There are sound reasons underlying the rule against admitting statements of personal belief or intent by individual legislators on the issue of legislative intent. In addition to the lack of assurance that anyone shared the legislator’s view, as noted in Bouquet, there is the concern that letters such as those sent to the Governor on the question of signing the bill may never have beén exposed to public view so that those with differing opinions as to the bill’s meaning and scope had an opportunity to present their views also. To consider or to allow the admission of such evidence in the face of its admitted irrelevance (see cone, opn., p. 706) seems senseless. Accordingly, we believe that the wiser course is to adhere to the rules set forth in In re Marriage of Bouquet regarding the admissibility of evidence of statements by individual legislators on legislative intent.
The statement in the present case does not allude to “argument that he had presented in securing the passage of the amendment.” (Id., 16 Cal.3d at p. 590.) Nor does it reiterate the discussion and events which transpired in the Legislature. The statement reveals only the author’s personal opinion and understanding and accordingly, is not a proper subject for consideration in determining the Legislature’s intent in amending section 13503.1. Campbell v. Board of Dental Examiners (1975) 53 Cal.App.3d 283 [125 Cal.Rptr. 694], is disapproved to the extent it is inconsistent with this opinion.
Even if we were to consider Senator Rodda’s statement, it provides little guidance. Its reference to the asserted relationship of part-time teaching to school income provides no basis for concluding that “time actually served” means only classroom hours.
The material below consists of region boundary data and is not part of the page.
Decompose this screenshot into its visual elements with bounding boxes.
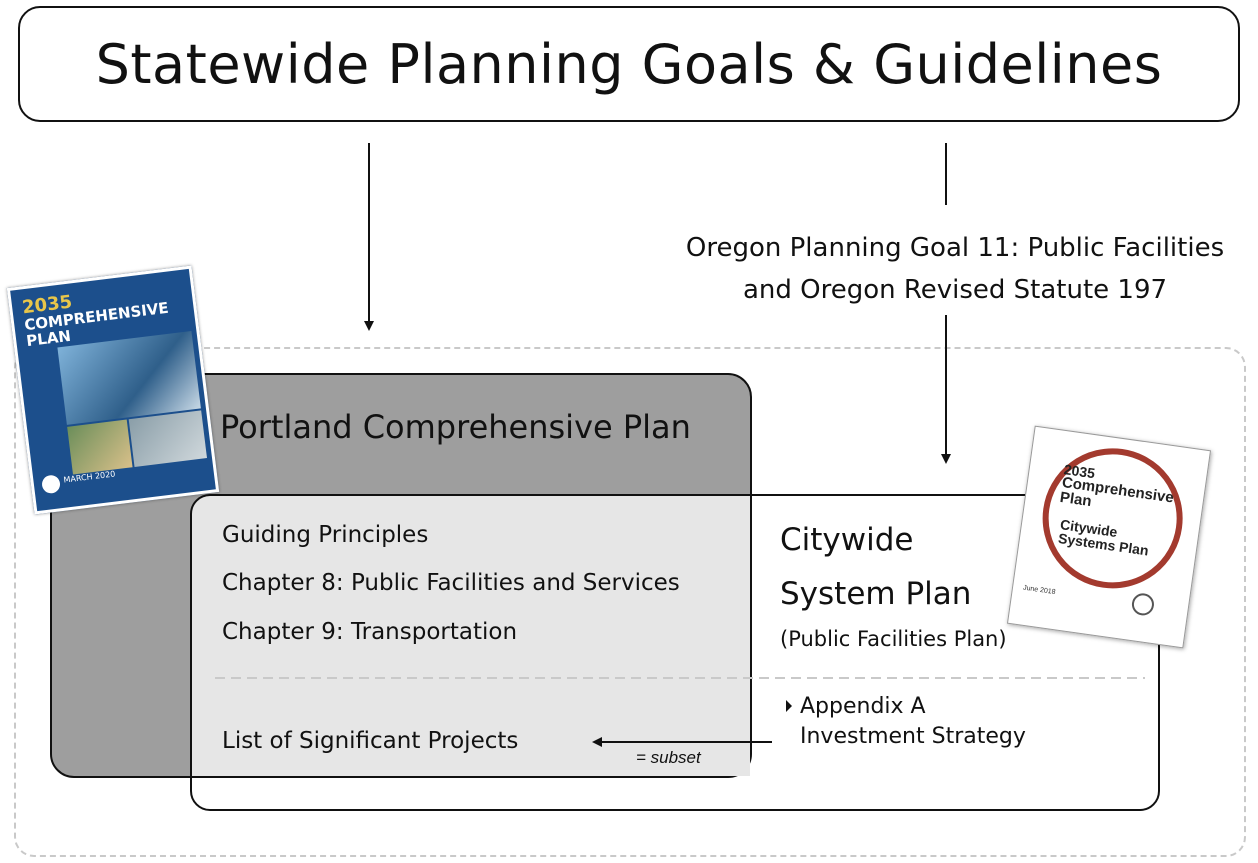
outer-dashed-boundary	[14, 347, 1246, 857]
cover1-photo-bridge	[57, 331, 201, 425]
goal-label-line1: Oregon Planning Goal 11: Public Faciliti…	[685, 233, 1225, 263]
cover1-photo-people	[67, 419, 133, 475]
subset-label: = subset	[636, 748, 701, 767]
bullet-triangle-icon	[786, 700, 792, 712]
statewide-goals-box: Statewide Planning Goals & Guidelines	[18, 6, 1240, 122]
overlap-region	[191, 495, 750, 776]
comprehensive-plan-title: Portland Comprehensive Plan	[220, 408, 691, 446]
system-plan-subtitle: (Public Facilities Plan)	[780, 627, 1007, 651]
appendix-line2: Investment Strategy	[800, 724, 1026, 749]
system-plan-title-line2: System Plan	[780, 576, 972, 612]
appendix-line1: Appendix A	[800, 694, 926, 719]
system-plan-box	[190, 494, 1160, 811]
goal-label-line2: and Oregon Revised Statute 197	[742, 275, 1168, 305]
goal-11-label: Oregon Planning Goal 11: Public Faciliti…	[640, 227, 1258, 311]
appendix-a-label: Appendix A Investment Strategy	[800, 692, 1026, 752]
item-significant-projects: List of Significant Projects	[222, 728, 519, 754]
item-guiding-principles: Guiding Principles	[222, 522, 429, 548]
cover2-date: June 2018	[1022, 584, 1056, 597]
comprehensive-plan-cover-image: 2035 COMPREHENSIVE PLAN MARCH 2020	[6, 265, 220, 515]
statewide-goals-title: Statewide Planning Goals & Guidelines	[95, 32, 1163, 96]
city-logo-icon	[1130, 591, 1156, 617]
cover1-photo-street	[128, 410, 207, 467]
systems-plan-cover-image: 2035 Comprehensive Plan Citywide Systems…	[1006, 425, 1212, 649]
item-chapter-9: Chapter 9: Transportation	[222, 619, 518, 645]
cover1-date: MARCH 2020	[63, 469, 116, 485]
item-chapter-8: Chapter 8: Public Facilities and Service…	[222, 570, 680, 596]
city-seal-icon	[40, 474, 62, 495]
system-plan-title-line1: Citywide	[780, 522, 914, 558]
[702]*702We conclude that the proper measure for apportioning part-time pay under section 13503.1 is the time actually spent on the job both inside and outside of the classroom. This does not mean that the required number of hours for full-time instructors set by the districts may be used as the measure, for that is the very measure that was deleted from the statute when it was amended to include the “time actually served” language now at issue. The reference to “time actually served,” in our view, requires consideration of the total amount of time spent by part and full-time teachers in connection with their teaching.
As previously mentioned, the issue of reclassification was resolved by our decision in Peralta Federation of Teachers v. Peralta Community College Dist., supra, 24 Cal.3d 369. Accordingly, we reverse the judgment for further proceedings to permit the trial court to determine which part-timers, if any, are entitled to reclassification and to determine the amount of pro rata back pay to be awarded.
The judgment is reversed for proceedings consistent with this opinion. Each side shall bear its own costs on these appeals.